Une certaine opacité peut également régner en Israël, où des journalistes palestiniens sont maintenus en détention administrative des mois durant, sans mandat d’arrêt ni charges claires lors de leur interpellation. La journaliste et éditorialiste Lama Khater est ainsi toujours en détention depuis le 24 juillet 2018.
Sans aller jusqu’à l’emprisonnement, les Etats de la région n’hésitent pas à s’appuyer sur leur système judiciaire ou à exercer des pressions pour entraver le travail journalistique. En Israël encore, mais aussi en Palestine et en Irak (156e), les responsables politiques ou des hommes d’affaires peuvent engager des poursuites et ordonner des interpellations de journalistes, ou font pression sur la direction de leurs médias pour les pousser à l’autocensure.
Renforcement des régimes autoritaires
Les mauvais résultats enregistrés par les pays de la zone Moyen-Orient dans le Classement 2019 rappellent plus généralement que les espoirs de démocratisation suscités par les printemps arabes s’éloignent chaque année un peu plus. Au nom de la lutte contre le terrorisme et les “fake news” diffusées sur internet, l’Egypte, l’Arabie saoudite, les Emirats (133e) et la Syrie par exemple, poursuivent de façon décomplexée leur répression contre les journalistes. Les problématiques débattues au niveau international sont détournées par les régimes autoritaires de la région qui considèrent comme “terrorisme” toute remise en cause du système en place ou qui jugent “faux” - et donc dangereux- tout reportage critique sur le pays. Le blogueur émirati Ahmed Mansoor a ainsi été condamné à dix ans de prison pour avoir publié des “fausses informations sur les réseaux sociaux” et avoir “terni le statut et le prestige des Emirats arabes unis et ses symboles”.
Sans surprise, les réseaux sociaux sont dans la ligne de mire de plusieurs pays de la zone. L’Iran, confronté à une vague de protestation sans précédent dans plusieurs villes du pays, a verrouillé encore un peu plus l’information sur internet : plusieurs applications, dont Telegram, Facebook et Twitter sont toujours bloquées.

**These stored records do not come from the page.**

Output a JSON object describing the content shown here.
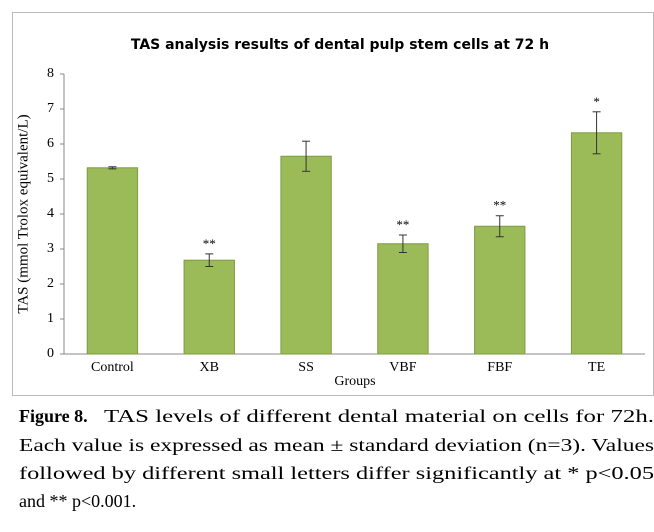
{
  "chart_data": {
    "type": "bar",
    "title": "TAS analysis results of dental pulp stem cells at 72 h",
    "x_label": "Groups",
    "y_label": "TAS (mmol Trolox equivalent/L)",
    "categories": [
      "Control",
      "XB",
      "SS",
      "VBF",
      "FBF",
      "TE"
    ],
    "values": [
      5.32,
      2.68,
      5.65,
      3.15,
      3.65,
      6.32
    ],
    "errors": [
      0.03,
      0.18,
      0.43,
      0.25,
      0.3,
      0.6
    ],
    "significance": [
      null,
      "**",
      null,
      "**",
      "**",
      "*"
    ],
    "color": "#9bbb59",
    "ylim": [
      0,
      8
    ],
    "yticks": [
      0,
      1,
      2,
      3,
      4,
      5,
      6,
      7,
      8
    ],
    "grid": false
  },
  "caption": {
    "label": "Figure 8.",
    "lines": [
      "TAS levels of different dental material on cells for 72h.",
      "Each value is expressed as mean ± standard deviation (n=3). Values",
      "followed by different small letters differ significantly at * p<0.05",
      "and ** p<0.001."
    ]
  }
}
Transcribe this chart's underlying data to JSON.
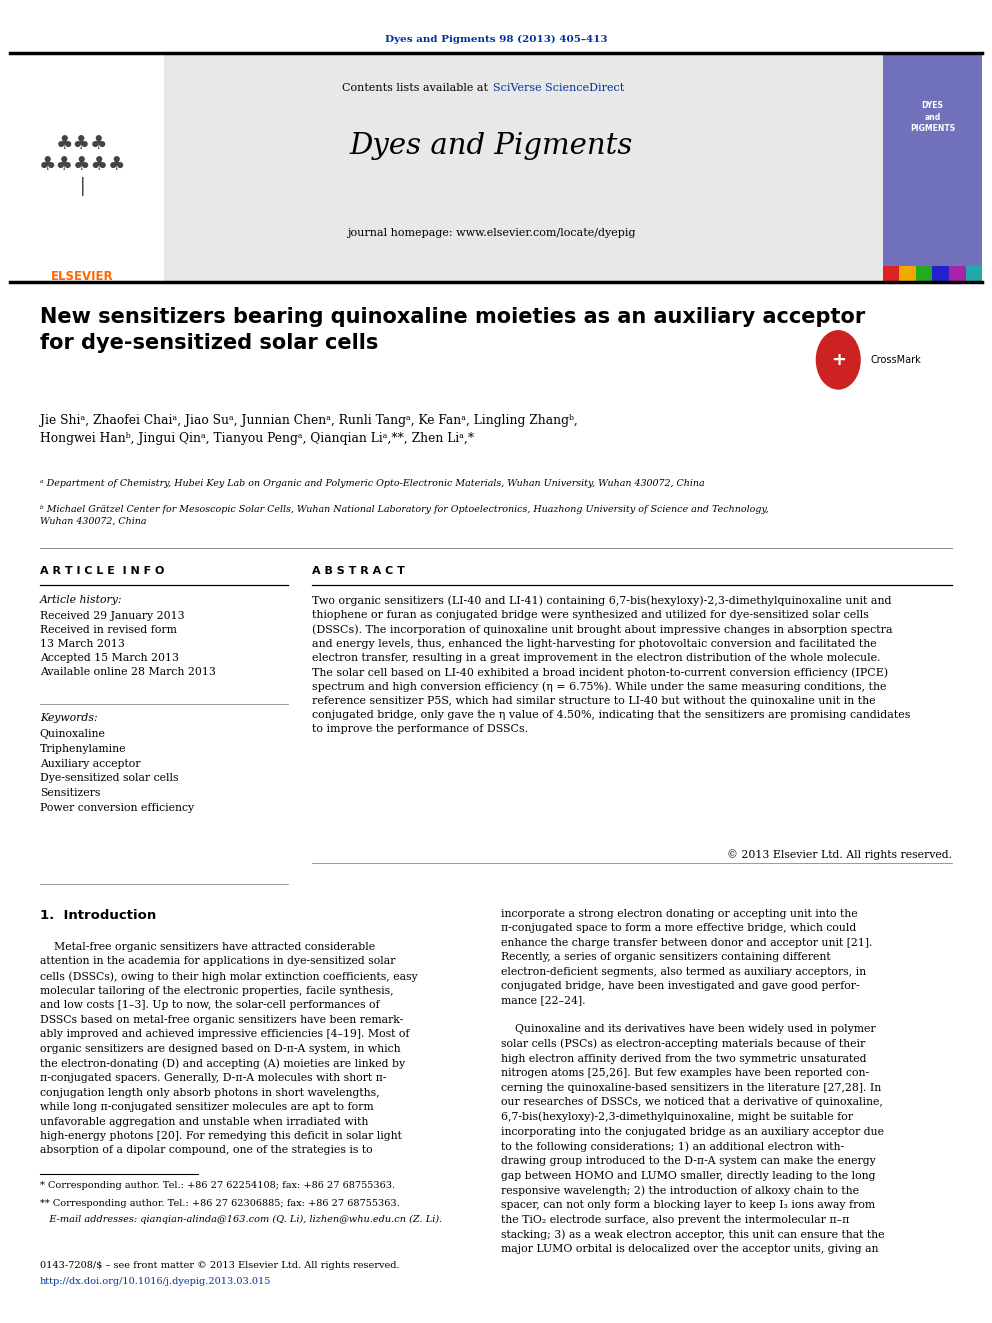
{
  "page_width": 9.92,
  "page_height": 13.23,
  "bg_color": "#ffffff",
  "header_journal_ref": "Dyes and Pigments 98 (2013) 405–413",
  "header_contents_text": "Contents lists available at ",
  "header_sciverse": "SciVerse ScienceDirect",
  "journal_name": "Dyes and Pigments",
  "journal_homepage": "journal homepage: www.elsevier.com/locate/dyepig",
  "elsevier_color": "#ff6600",
  "sciverse_color": "#003399",
  "journal_ref_color": "#003399",
  "header_bg": "#e8e8e8",
  "title": "New sensitizers bearing quinoxaline moieties as an auxiliary acceptor\nfor dye-sensitized solar cells",
  "authors": "Jie Shiᵃ, Zhaofei Chaiᵃ, Jiao Suᵃ, Junnian Chenᵃ, Runli Tangᵃ, Ke Fanᵃ, Lingling Zhangᵇ,\nHongwei Hanᵇ, Jingui Qinᵃ, Tianyou Pengᵃ, Qianqian Liᵃ,**, Zhen Liᵃ,*",
  "affiliation_a": "ᵃ Department of Chemistry, Hubei Key Lab on Organic and Polymeric Opto-Electronic Materials, Wuhan University, Wuhan 430072, China",
  "affiliation_b": "ᵇ Michael Grätzel Center for Mesoscopic Solar Cells, Wuhan National Laboratory for Optoelectronics, Huazhong University of Science and Technology,\nWuhan 430072, China",
  "article_info_header": "A R T I C L E  I N F O",
  "abstract_header": "A B S T R A C T",
  "article_history_label": "Article history:",
  "article_history": "Received 29 January 2013\nReceived in revised form\n13 March 2013\nAccepted 15 March 2013\nAvailable online 28 March 2013",
  "keywords_label": "Keywords:",
  "keywords": "Quinoxaline\nTriphenylamine\nAuxiliary acceptor\nDye-sensitized solar cells\nSensitizers\nPower conversion efficiency",
  "abstract_text": "Two organic sensitizers (LI-40 and LI-41) containing 6,7-bis(hexyloxy)-2,3-dimethylquinoxaline unit and\nthiophene or furan as conjugated bridge were synthesized and utilized for dye-sensitized solar cells\n(DSSCs). The incorporation of quinoxaline unit brought about impressive changes in absorption spectra\nand energy levels, thus, enhanced the light-harvesting for photovoltaic conversion and facilitated the\nelectron transfer, resulting in a great improvement in the electron distribution of the whole molecule.\nThe solar cell based on LI-40 exhibited a broad incident photon-to-current conversion efficiency (IPCE)\nspectrum and high conversion efficiency (η = 6.75%). While under the same measuring conditions, the\nreference sensitizer P5S, which had similar structure to LI-40 but without the quinoxaline unit in the\nconjugated bridge, only gave the η value of 4.50%, indicating that the sensitizers are promising candidates\nto improve the performance of DSSCs.",
  "copyright_text": "© 2013 Elsevier Ltd. All rights reserved.",
  "intro_header": "1.  Introduction",
  "intro_col1": "    Metal-free organic sensitizers have attracted considerable\nattention in the academia for applications in dye-sensitized solar\ncells (DSSCs), owing to their high molar extinction coefficients, easy\nmolecular tailoring of the electronic properties, facile synthesis,\nand low costs [1–3]. Up to now, the solar-cell performances of\nDSSCs based on metal-free organic sensitizers have been remark-\nably improved and achieved impressive efficiencies [4–19]. Most of\norganic sensitizers are designed based on D-π-A system, in which\nthe electron-donating (D) and accepting (A) moieties are linked by\nπ-conjugated spacers. Generally, D-π-A molecules with short π-\nconjugation length only absorb photons in short wavelengths,\nwhile long π-conjugated sensitizer molecules are apt to form\nunfavorable aggregation and unstable when irradiated with\nhigh-energy photons [20]. For remedying this deficit in solar light\nabsorption of a dipolar compound, one of the strategies is to",
  "intro_col2": "incorporate a strong electron donating or accepting unit into the\nπ-conjugated space to form a more effective bridge, which could\nenhance the charge transfer between donor and acceptor unit [21].\nRecently, a series of organic sensitizers containing different\nelectron-deficient segments, also termed as auxiliary acceptors, in\nconjugated bridge, have been investigated and gave good perfor-\nmance [22–24].\n\n    Quinoxaline and its derivatives have been widely used in polymer\nsolar cells (PSCs) as electron-accepting materials because of their\nhigh electron affinity derived from the two symmetric unsaturated\nnitrogen atoms [25,26]. But few examples have been reported con-\ncerning the quinoxaline-based sensitizers in the literature [27,28]. In\nour researches of DSSCs, we noticed that a derivative of quinoxaline,\n6,7-bis(hexyloxy)-2,3-dimethylquinoxaline, might be suitable for\nincorporating into the conjugated bridge as an auxiliary acceptor due\nto the following considerations; 1) an additional electron with-\ndrawing group introduced to the D-π-A system can make the energy\ngap between HOMO and LUMO smaller, directly leading to the long\nresponsive wavelength; 2) the introduction of alkoxy chain to the\nspacer, can not only form a blocking layer to keep I₃ ions away from\nthe TiO₂ electrode surface, also prevent the intermolecular π–π\nstacking; 3) as a weak electron acceptor, this unit can ensure that the\nmajor LUMO orbital is delocalized over the acceptor units, giving an",
  "footnote_star": "* Corresponding author. Tel.: +86 27 62254108; fax: +86 27 68755363.",
  "footnote_dstar": "** Corresponding author. Tel.: +86 27 62306885; fax: +86 27 68755363.",
  "footnote_email": "   E-mail addresses: qianqian-alinda@163.com (Q. Li), lizhen@whu.edu.cn (Z. Li).",
  "footer_issn": "0143-7208/$ – see front matter © 2013 Elsevier Ltd. All rights reserved.",
  "footer_doi": "http://dx.doi.org/10.1016/j.dyepig.2013.03.015",
  "doi_color": "#003399",
  "link_color": "#003399"
}
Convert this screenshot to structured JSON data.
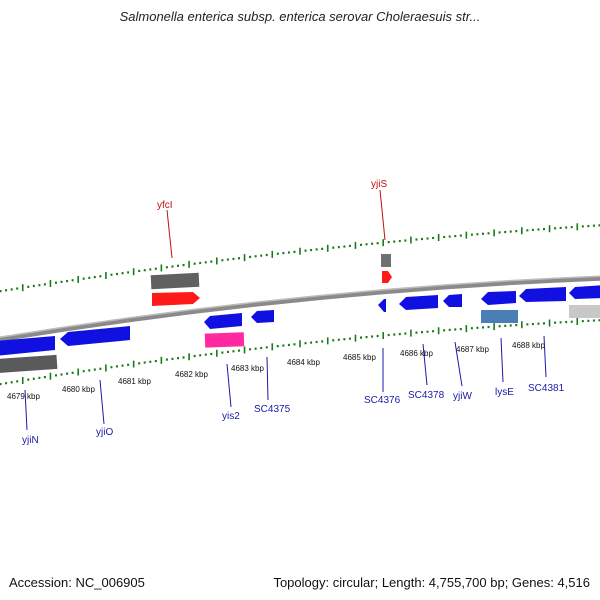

En Irak, c’est le réseau internet même qui a été coupé pour entraver la couverture de manifestations en juillet 2018. En Egypte et dans le Golfe arabo-persique, ce sont les blocages de sites de journaux qui sont massifs. Ils se produisent aussi en Jordanie (130e) et en Palestine dans une moindre mesure. Les lois sur les cybercrimes permettent même de légitimer une surveillance en ligne, qui s’exerce de manière toujours plus forte comme au Liban ( 101e, -1). La traque aux journalistes critiques a même pris des proportions inédites en s’appuyant sur les nouvelles technologies. De récents témoignages de dissidents ou de journalistes saoudiens en exil ou des fuites sur l’espionnage de journalistes pratiqués par d’autres pays du Golfe arabo-persique comme les Emirats ont fait prendre conscience de la façon dont certains pays pouvaient recourir à des systèmes de surveillance sophistiqués pour espionner des journalistes, y compris hors des frontières nationales.